Does anyone still chant this nursery rhyme? Once upon a time, I think, everyone knew which child they were:

Monday’s child is fair of face

Tuesday’s child is full of grace

Wednesday’s child is full of woe

Thursday’s child has far to go

Friday’s child is loving and giving

Saturday’s child works hard for his living

And the child that is born on the Sabbath day

Is bonny and blithe, and good and gay.


My mother recited it to me as a child, and she certainly knew I was born on a Saturday. Did she believe what the rhyme had to say? Was she tempting fate? I wish she were here to ask.

Excising the male pronoun, the rhyme rings true where I am concerned. I not only work hard, 

but wouldn’t know what to do if I didn’t.

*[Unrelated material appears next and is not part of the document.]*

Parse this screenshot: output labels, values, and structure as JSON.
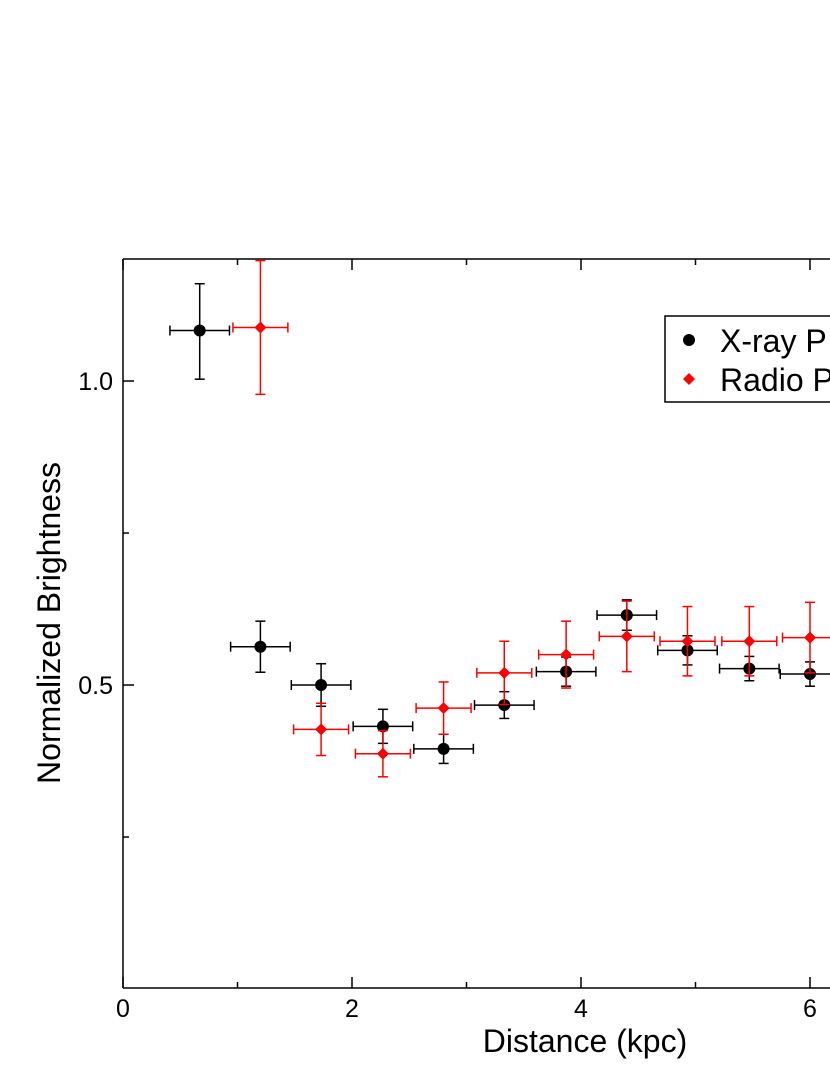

  Decades ago, when I inherited The Star and the responsibilities that came with it, I dived right in. I was in my 40s then. Friends worried that I wasn’t cooking much and brought over casseroles so the kids were well fed. They seemed to marvel at my ability to take over, even though I would insist it was only a matter of hard work.

Whether it actually was harder to put out the paper at that time is debatable. It certainly took longer than it does today: We routinely could be found burning the midnight oil on a Wednesday night. The methods of production were time consuming, involving X-Acto knives and an electric contraption that melted wax that held galleys to the page. Many of us used manual typewriters — not even electric — well into the 1980s. We were early adopters of the computer, and a program called XyWrite for what we called “word processing” (kind of a funny term, if you think about it), but I don’t remember it speeding things up much.

In the 1960s, The Star was dependent on old-fashioned Linotype machines, into which heavy lead “pigs” were fed to be melted and transformed into type, but when I took over we had moved on to photo-offset typesetting. 

Saturdays were not, actually, my favorite day of the week. The work of putting out the paper was done, the office was closed, and I didn’t know what to do with a long afternoon. 

Eventually, I put my hard-work instincts to use for my favorite side project, the Choral Society of the Hamptons. After I joined — wouldn’t you know it — I soon started writing press releases and doing fund-raising . . . and the work goes on.

And, of course, I am in my 80s now, but I refuse to retire. The truth is that the editing I do at The Star isn’t hard work at all, because I love it.